Health risks from galactic cosmic rays (GCR) in space travel above low earth orbit remain a concern. For many years accelerator experiments investigating space radiation induced prevalence of murine Harderian gland (HG) tumorigenesis have been performed to help estimate GCR risks. Most studies used acute, relatively low fluence, exposures. Results on a broad spectrum of individual ions and linear energy transfers (LETs) have become available. However, in space, the crew are exposed simultaneously to many different GCR. Recent upgrades at the Brookhaven NASA Space Radiation Laboratory (NSRL) now allow mixtures in the form of different one-ion beams delivered in rapid sequence. This paper uses the results of three two-ion mixture experiments to illustrate conceptual, mathematical, computational, and statistical aspects of synergy analyses and also acts as an interim report on the mixture experiments' results. The results were interpreted using the following: (a) accumulated data from HG one-ion accelerator experiments; (b) incremental effect additivity synergy theory rather than simple effect additivity synergy theory; (c) parsimonious models for one-ion dose-effect relations; and (d), computer-implemented numerical methods encapsulated in freely available open source customized software. The main conclusions are the following. As yet, the murine HG tumorigenesis experimental studies show synergy in only one case out of three. Moreover, some theoretical arguments suggest GCR-simulating mixed beams are not likely to be synergistic. However, more studies relevant to possible synergy are needed by various groups that are studying various endpoints. Especially important is the possibility of synergy among high-LET radiations, since individual high-LET ions have large relative biological effectiveness for many endpoints.

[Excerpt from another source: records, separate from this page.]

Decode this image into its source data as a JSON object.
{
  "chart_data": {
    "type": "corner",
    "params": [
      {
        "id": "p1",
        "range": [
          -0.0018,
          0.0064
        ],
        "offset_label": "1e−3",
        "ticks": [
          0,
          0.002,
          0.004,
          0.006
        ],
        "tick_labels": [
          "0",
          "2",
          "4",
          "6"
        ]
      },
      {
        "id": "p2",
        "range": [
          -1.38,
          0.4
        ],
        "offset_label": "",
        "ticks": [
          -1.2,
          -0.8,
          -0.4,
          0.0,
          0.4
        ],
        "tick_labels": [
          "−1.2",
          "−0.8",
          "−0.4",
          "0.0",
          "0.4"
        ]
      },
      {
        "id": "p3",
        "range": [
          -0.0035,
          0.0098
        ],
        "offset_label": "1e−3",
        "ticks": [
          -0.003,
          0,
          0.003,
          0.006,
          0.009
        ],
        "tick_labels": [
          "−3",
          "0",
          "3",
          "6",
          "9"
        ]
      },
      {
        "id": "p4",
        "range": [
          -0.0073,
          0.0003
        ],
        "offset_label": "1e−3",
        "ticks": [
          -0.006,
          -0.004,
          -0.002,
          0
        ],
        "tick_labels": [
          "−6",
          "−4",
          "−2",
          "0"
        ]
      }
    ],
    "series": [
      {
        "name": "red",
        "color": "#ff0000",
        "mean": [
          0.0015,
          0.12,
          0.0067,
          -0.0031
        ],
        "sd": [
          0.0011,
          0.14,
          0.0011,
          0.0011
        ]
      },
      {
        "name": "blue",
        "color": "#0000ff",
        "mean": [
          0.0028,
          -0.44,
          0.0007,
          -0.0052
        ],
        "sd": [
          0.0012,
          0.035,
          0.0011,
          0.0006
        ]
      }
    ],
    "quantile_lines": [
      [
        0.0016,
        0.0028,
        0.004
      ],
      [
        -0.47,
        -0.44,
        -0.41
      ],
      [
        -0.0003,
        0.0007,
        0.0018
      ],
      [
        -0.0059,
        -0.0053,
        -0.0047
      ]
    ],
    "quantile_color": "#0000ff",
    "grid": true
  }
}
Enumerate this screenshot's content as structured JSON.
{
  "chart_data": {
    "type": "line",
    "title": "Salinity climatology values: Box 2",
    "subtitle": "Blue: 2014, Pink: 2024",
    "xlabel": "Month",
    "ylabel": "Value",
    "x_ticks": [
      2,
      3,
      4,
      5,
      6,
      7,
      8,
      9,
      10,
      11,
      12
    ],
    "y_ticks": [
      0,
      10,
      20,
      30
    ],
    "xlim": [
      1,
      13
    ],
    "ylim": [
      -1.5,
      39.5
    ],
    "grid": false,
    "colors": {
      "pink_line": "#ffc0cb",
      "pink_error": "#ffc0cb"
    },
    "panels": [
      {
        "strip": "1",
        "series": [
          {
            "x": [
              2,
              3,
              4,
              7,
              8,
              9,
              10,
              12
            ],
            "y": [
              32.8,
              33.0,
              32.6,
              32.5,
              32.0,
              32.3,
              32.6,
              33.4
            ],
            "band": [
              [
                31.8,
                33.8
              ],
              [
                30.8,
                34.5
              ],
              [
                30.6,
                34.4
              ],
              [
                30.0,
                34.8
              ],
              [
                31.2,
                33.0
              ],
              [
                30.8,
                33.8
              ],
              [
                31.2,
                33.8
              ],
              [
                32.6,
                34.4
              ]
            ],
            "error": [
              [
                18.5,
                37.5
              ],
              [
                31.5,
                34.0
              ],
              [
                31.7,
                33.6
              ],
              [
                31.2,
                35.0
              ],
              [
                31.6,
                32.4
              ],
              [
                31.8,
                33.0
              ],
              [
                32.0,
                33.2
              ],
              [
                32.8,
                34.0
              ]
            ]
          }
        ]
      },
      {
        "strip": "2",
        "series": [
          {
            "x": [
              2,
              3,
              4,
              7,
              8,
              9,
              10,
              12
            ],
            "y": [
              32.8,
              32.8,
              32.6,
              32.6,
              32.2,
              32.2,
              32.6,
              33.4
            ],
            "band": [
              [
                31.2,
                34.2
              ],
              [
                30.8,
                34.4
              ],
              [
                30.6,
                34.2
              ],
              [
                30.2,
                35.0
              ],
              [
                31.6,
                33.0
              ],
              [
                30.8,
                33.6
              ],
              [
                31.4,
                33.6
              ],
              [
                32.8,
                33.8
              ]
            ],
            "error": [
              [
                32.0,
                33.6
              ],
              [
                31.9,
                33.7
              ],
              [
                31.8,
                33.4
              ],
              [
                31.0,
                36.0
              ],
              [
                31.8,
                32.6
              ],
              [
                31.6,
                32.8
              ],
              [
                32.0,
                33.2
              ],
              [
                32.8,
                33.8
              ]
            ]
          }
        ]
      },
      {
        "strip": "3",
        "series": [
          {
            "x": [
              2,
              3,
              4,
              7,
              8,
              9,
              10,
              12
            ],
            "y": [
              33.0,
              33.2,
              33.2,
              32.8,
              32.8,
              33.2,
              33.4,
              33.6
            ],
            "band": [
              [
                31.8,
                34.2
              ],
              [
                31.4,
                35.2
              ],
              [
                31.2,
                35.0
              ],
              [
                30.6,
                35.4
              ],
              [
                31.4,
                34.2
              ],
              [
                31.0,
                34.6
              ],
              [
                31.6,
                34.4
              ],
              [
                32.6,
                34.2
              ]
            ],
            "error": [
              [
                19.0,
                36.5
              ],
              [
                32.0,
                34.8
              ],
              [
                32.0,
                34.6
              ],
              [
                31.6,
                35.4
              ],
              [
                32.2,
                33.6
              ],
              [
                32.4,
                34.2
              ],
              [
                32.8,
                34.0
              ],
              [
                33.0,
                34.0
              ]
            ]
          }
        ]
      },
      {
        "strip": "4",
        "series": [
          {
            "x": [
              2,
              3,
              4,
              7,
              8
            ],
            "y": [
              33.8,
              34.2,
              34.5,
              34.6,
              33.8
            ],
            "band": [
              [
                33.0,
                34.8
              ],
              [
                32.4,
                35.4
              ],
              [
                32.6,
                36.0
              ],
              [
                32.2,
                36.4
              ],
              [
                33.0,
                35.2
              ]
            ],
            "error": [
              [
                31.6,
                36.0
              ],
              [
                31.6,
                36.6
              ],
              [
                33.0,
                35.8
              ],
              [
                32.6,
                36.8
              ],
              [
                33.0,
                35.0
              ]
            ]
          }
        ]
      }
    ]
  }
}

Selected terminology, symbols, and abbreviations. DER – dose-effect relation; E(d) – DER of a one-ion beam, where d is dose; HG prevalence p – in this paper, p is the number of mice with at least one Harderian gland tumor divided by the number of mice that are at risk of developing Harderian gland tumors (so that in this paper prevalence p can never, conceptually speaking, be greater than 1); IEA – incremental effect additivity synergy theory; synergy level – a specification, exemplified in Fig. 5, of how clear-cut an observed synergy is; mixmix principle – a consistency condition on a synergy theory which insures that the synergy theory treats mixtures of agent mixtures in a mathematically self-consistent way; NTE – non-targeted effect(s); NSNA – neither synergy nor antagonism; SEA – simple effect additivity synergy theory; TE – targeted effect(s); β* – ion speed relative to the speed of light, with 0 < β* < 1; SLI – swift light ion(s).

低地球轨道上方的太空旅行中来自银河系宇宙射线（GCR）的健康风险仍然令人担忧。多年来，已经进行了加速器实验，以研究太空辐射引起的鼠类哈德氏腺（HG）肿瘤发生率，以帮助估计GCR风险。大多数研究使用急性，相对低通量的暴露量。广泛的单个离子和线性能量转移（LET）的结果已可供使用。但是，在太空中，机组人员同时暴露于许多不同的GCR。Brookhaven NASA太空辐射实验室（NSRL）的最新升级现在允许以快速序列传送不同单离子束形式的混合物。本文使用三个两离子混合实验的结果来说明概念，数学，计算，和协同分析的统计方面，还可以作为混合物实验结果的临时报告。使用以下方法解释结果：（a）HG单离子加速器实验的累积数据；（b）增量效应可加协同理论而不是简单效应可加协同理论；（c）一离子剂量效应关系的简约模型；（d）封装在免费提供的开源定制软件中的计算机实现的数值方法。主要结论如下。迄今为止，鼠类HG肿瘤发生实验研究显示只有三分之一的病例具有协同作用。此外，一些理论论据表明，模拟GCR的混合光束不太可能具有协同作用。然而，研究各种终点的各个小组还需要进行更多与可能的协同作用相关的研究。特别重要的是在高LET辐射之间产生协同作用的可能性，因为单个高LET离子对许多终点都具有较大的相对生物学有效性。

选定的术语，符号和缩写。DER –剂量效应关系；E（d）–单离子束的DER，其中d为剂量；HG患病率p –在本文中，p是具有至少一种哈德氏腺瘤的小鼠数除以有发生哈德氏腺瘤风险的小鼠数（因此，本文患病率p从概念上讲，永远不能大于1）；IEA –增量效应可加协同理论；协同水平–规范，如图5所示，观察到的协同作用有多清晰；mixmix原理–协同理论的一致性条件，可确保协同理论以数学上自洽的方式处理代理混合物的混合物；NTE –非目标效应；NSNA –既不协同也不拮抗；SEA –简单效应可加协同理论；TE –目标效果；β * –离子相对于光速的速度，0 < β * <1；SLI –快速的轻离子。